La cultura e la logica della guerra sono infatti inesorabili, invadono il
cuore e le menti non solo degli addetti ai lavori ma, a lungo andare, della
stessa società civile, che rischia di rimanere inerte di fronte
all'accumularsi una sull'altra di tutte le possibili violazioni della
legalità costituzionale. Il Codice penale militare di guerra risale al 1941,
in piena guerra fascista e ben prima della Costituzione. E' rimasto là per
decenni perché l'Italia si era sottratta costituzionalmente al ricorso alla
guerra mettendone in Costituzione il ripudio. Oggi, ripudiato l'articolo 11
e violate tutte le regole del diritto internazionale. Rispunta non a caso un
codice solo all'apparenza di altri tempi. I tempi sono quelli della guerra,
quindi attualissimi. Ben lo sanno i ministri Martino e Castelli,
presentatori del disegno di legge 914.
Sono entrambi consapevoli che il loro Disegno di legge è in contrasto con la
Costituzione. Lo ammettono nella loro relazione ma vanno avanti. La
Costituzione? Carta straccia.
Quello che appare assolutamente inaccettabile è il fatto che, seppure
introducendo delle limitatissime modifiche migliorative, il disegno di legge
di riforma del codice penale militare di guerra, ne lascia sostanzialmente
immutato l'impianto ideologico e culturale e l'ispirazione di fondo,
malgrado la palese incostituzionalità e inciviltà di tale ordinamento. Per
di più il disegno di legge, riconfermando ed ampliando la portata
dell'articolo 9 fa si che l'applicazione dell'ordinamento militare di guerra
diventi un fatto usuale, se non di routine, ove si consideri che le Forze
armate del nostro paese sono impegnate in numerose missioni militari
all'estero. In questo modo viene rilegittimato l'intero impianto del Codice,
e viene dato di nuovo vigore a norme estremamente pericolose per la vita
democratica ed inammissibili dal punto di vista costituzionale, come l'art.

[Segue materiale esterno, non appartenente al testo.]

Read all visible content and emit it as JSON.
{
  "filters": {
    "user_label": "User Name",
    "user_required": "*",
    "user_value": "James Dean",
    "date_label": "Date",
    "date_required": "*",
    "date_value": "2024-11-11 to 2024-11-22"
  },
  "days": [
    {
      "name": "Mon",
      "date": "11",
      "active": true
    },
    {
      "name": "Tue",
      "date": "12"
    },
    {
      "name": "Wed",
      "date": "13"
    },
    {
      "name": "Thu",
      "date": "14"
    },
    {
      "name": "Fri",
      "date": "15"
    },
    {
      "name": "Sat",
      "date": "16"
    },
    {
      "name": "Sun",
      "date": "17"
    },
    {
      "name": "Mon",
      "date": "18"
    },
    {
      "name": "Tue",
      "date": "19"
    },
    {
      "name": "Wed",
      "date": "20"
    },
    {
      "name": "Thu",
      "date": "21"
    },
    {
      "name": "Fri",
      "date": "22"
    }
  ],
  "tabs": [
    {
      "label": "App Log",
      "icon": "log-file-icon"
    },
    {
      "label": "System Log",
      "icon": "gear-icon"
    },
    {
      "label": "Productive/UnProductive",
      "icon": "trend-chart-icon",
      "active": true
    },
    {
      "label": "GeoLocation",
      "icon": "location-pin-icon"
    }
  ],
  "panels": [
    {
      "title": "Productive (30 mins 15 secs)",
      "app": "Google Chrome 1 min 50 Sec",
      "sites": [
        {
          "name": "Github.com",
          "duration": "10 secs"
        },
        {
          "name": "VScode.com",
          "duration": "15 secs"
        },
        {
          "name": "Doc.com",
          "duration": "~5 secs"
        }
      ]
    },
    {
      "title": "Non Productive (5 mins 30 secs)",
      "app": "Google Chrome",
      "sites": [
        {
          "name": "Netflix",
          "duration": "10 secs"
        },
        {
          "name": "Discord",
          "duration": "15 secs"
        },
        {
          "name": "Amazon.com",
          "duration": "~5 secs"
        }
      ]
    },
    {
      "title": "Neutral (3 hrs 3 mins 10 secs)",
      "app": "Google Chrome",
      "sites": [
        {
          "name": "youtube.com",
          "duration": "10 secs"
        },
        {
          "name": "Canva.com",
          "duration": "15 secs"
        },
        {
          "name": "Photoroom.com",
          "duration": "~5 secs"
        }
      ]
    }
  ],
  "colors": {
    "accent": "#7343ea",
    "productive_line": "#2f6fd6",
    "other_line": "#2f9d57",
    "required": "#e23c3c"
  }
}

5, che dà al Governo la facoltà di dichiarare applicabile le legge penale
militare di guerra anche in tempo di pace, o l'art. 10, che prevede
l'applicazione della legge penale militare di guerra ad operazioni militari
per motivi di ordine pubblico. Per non parlare delle norme che cancellano il
diritto al dissenso e ad una informazione non addomesticata, come l'art. 76
che punisce la divulgazione di notizie diverse da quelle ufficiali, o l'art.
80 che punisce la pubblicazione di critiche o scritti polemici sulla guerra
o l'art. 87 che punisce la denigrazione della guerra. Viene inoltre
riconfermata la validità di una giurisdizione speciale, i cui giudici sono
privi di ogni elementare requisito di indipendenza ed imparzialità e le cui
sentenze non sono ricorribili in Cassazione.